Last year, PA Housing v Neville made it into case law when the Court of Appeal ruled that our organisation was justified in evicting the tenant.

The reason this was such a landmark case was that our tenant had mental health problems that amounted to a disability under the Equality Act 2010.

In theory, our case has made it easier for landlords to evict disabled tenants who, by reason of their disabilities, are not complying with the terms of their tenancies.

But that does not mean it is an easy thing to do.

An eviction of a tenant for anti-social behaviour is likely to mean they will be considered to have made themselves intentionally homeless, making it difficult for them to secure social housing.

Therefore, the decision to issue a warrant for possession can never be taken lightly.

At PA Housing, we view any eviction as a failure, because we will have always done whatever we can to avoid a tenancy ending in this way.

However, on a very small number of occasions, the severity of the impact on the wellbeing of those who are being affected by an individual’s behaviour means that we have to take legal action to move them out of our homes.

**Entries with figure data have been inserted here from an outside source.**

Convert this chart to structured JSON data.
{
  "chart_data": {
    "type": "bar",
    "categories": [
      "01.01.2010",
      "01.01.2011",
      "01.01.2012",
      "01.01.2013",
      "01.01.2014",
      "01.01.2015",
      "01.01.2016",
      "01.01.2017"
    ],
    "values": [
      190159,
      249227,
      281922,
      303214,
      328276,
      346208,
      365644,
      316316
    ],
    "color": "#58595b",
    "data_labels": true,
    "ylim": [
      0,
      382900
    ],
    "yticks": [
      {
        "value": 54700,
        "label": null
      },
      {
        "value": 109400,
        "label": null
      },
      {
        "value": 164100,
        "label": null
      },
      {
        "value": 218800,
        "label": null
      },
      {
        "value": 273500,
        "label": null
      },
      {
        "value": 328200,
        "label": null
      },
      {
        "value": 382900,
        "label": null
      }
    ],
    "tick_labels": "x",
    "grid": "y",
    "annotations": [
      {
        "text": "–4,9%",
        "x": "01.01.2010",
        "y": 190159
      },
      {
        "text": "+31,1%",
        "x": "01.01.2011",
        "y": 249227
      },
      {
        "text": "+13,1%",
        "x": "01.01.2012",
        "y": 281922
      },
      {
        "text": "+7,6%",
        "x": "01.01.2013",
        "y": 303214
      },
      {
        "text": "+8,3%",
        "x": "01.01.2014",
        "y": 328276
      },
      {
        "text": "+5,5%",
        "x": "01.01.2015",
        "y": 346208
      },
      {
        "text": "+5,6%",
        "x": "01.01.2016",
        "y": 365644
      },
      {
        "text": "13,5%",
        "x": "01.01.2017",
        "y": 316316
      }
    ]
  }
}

In all antisocial behaviour cases, we conduct an Equalities Impact Assessment, meaning we consider the impact the tenant’s mental health is having on their actions, whether we know their diagnosis, or not.

Our own in-house support team will then work with local mental health services in order to help the individual to manage their challenging behaviour.

This usually leads to vast improvements and things will calm down for everybody involved.

However, in some instances it does not work out, and PA Housing v Neville was the result of one of them.

Before embarking on legal action, we attempted all available non-legal options over many years, with the tenant signing a succession of agreements promising not to play music at unreasonable times and volumes.

When these were unsuccessful, we tried a suspended possession order, which meant a judge gave us possession of the property, but we allowed the tenant to remain so he could receive the help and support he needed from local drug, alcohol and mental health services.

Unfortunately, the tenant didn’t engage with the help on offer, and PA Housing had no other option to pursue his eviction, and his actions continued to have a detrimental impact on his neighbours’ lives.

Nobody who works in housing would celebrate our eventual outcome, after all, it is our job to house vulnerable individuals, not evict them – but it is also our role to protect the wellbeing of our other tenants, and sometimes this has to win out.